Le brun opine de mauvaise grâce. C'est vrai.

Son compagnon a trébuché sur un échafaudage posé devant une maison sur Washington Street, il s'est spontanément agrippé à un barreau pour ne pas tomber. Il n'était pas monté très haut – moins de trois mètres lui avait raconté David dans le hall de Providence – il y avait des sacs de ciment en dessous qui aurait amorti un peu sa chute. Quelque chose de bien moins dangereux que les poutrelles en acier ou les éléments de charpente posés à quelques mètres de là. Tout ça était vrai aussi. Mais Chris aurait pu tomber sur la tête ou se briser la nuque ça arrive ce genre d'accidents stupides, il y a même des sites internets morbides pour les référencer. Tête. Cicatrice sur sa tempe. Sang sur sa peau. Inconscience. Amnésie. Ou plus rien parce que –

Le brun sent sa poitrine se serrer désagréablement.

— « Ce n'est même pas une vraie blessure. »

Bucky roule des yeux et il tire un peu plus fort sur les mèches un peu longues sur la nuque de Chris.

— « Tu n'es pas obligé de croire tout ce que raconte Sam ou le Dr. Fenlaw ni de le répéter. Ils l'ont fait pour me rassurer pendant que tu planais un peu à cause des antalgiques. »

Le brun boudait encore son meilleur ami quand ils avaient déposé Sandy chez lui. Quel médecin affirmait à son patient amené aux urgences qu'il ne s'en sortait pas si mal et que ce n'était pas grand-chose ? Dans le hall de Providence, Bucky avait fusillé Sam du regard tandis que son compagnon regardait déjà son attelle d'un air mauvais il louchait très légèrement à cause des médicaments et c'était adorable mais le brun était vraiment en colère. Il paraît qu'il prenait la chose trop à cœur Sam, lui, était déjà hilare en observant Chris tenter de boutonner seul sa chemise alors que sa main dominante était immobilisée. C'était avant que Bucky ne le rhabille avec une tendresse de mère.

Il esquisse quand même un imperceptible sourire. Les dix premiers jours, c'est lui qui s'est dévoué à cette tâche pour aider Chris, habillant et déshabillant son corps matin et soir. … C'est plaisant et ponctué de beaucoup de baisers volés. Vraiment beaucoup.

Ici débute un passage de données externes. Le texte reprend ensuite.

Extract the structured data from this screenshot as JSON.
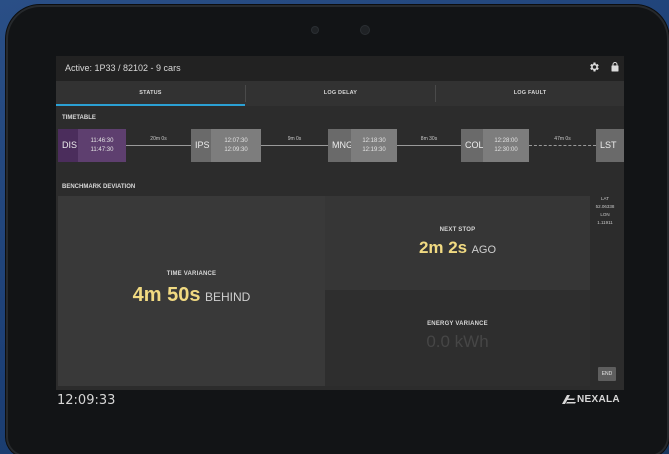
{
  "header": {
    "title": "Active: 1P33 / 82102 - 9 cars"
  },
  "icons": {
    "settings": "gear-icon",
    "lock": "lock-icon",
    "brand": "nexala-logo-icon"
  },
  "tabs": [
    {
      "label": "STATUS",
      "active": true
    },
    {
      "label": "LOG DELAY",
      "active": false
    },
    {
      "label": "LOG FAULT",
      "active": false
    }
  ],
  "timetable": {
    "label": "TIMETABLE",
    "stops": [
      {
        "code": "DIS",
        "arrive": "11:46:30",
        "depart": "11:47:30",
        "state": "current"
      },
      {
        "code": "IPS",
        "arrive": "12:07:30",
        "depart": "12:09:30",
        "state": "upcoming"
      },
      {
        "code": "MNG",
        "arrive": "12:18:30",
        "depart": "12:19:30",
        "state": "upcoming"
      },
      {
        "code": "COL",
        "arrive": "12:28:00",
        "depart": "12:30:00",
        "state": "upcoming"
      },
      {
        "code": "LST",
        "arrive": "",
        "depart": "",
        "state": "upcoming"
      }
    ],
    "segments": [
      "20m 0s",
      "9m 0s",
      "8m 30s",
      "47m 0s"
    ]
  },
  "benchmark": {
    "label": "BENCHMARK DEVIATION"
  },
  "time_variance": {
    "title": "TIME VARIANCE",
    "value": "4m 50s",
    "unit": "BEHIND"
  },
  "next_stop": {
    "title": "NEXT STOP",
    "value": "2m 2s",
    "unit": "AGO"
  },
  "energy_variance": {
    "title": "ENERGY VARIANCE",
    "value": "0.0 kWh"
  },
  "location": {
    "lat_label": "LAT",
    "lat": "52.06338",
    "lon_label": "LON",
    "lon": "1.11911"
  },
  "end_button": "END",
  "clock": "12:09:33",
  "brand": "NEXALA",
  "colors": {
    "accent": "#2ba0d4",
    "highlight": "#f1da82",
    "current_stop": "#5c3d6e"
  }
}
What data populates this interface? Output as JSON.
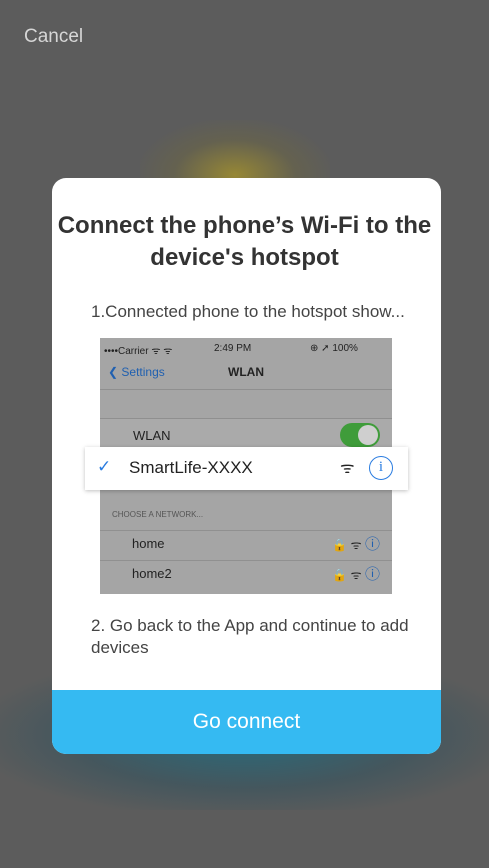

Bucky caresse du bout des doigts la cicatrice à la racine de ses cheveux. Ils repoussent correctement à présent et cachent presque entièrement sa cicatrice. Le brun se mord les joues.

— « Je serai rétabli dans à peine quelques jours et ce sera comme s'il ne s'était rien passé », souffle gentiment le blond à son oreille. « Je pourrais enfin retirer cette horrible attelle qui me gratte. Tu viens à peine de me la mettre et je sens déjà que ça chatouille… »

Le jeune homme ricane. Il frotte doucement son front contre son épaule.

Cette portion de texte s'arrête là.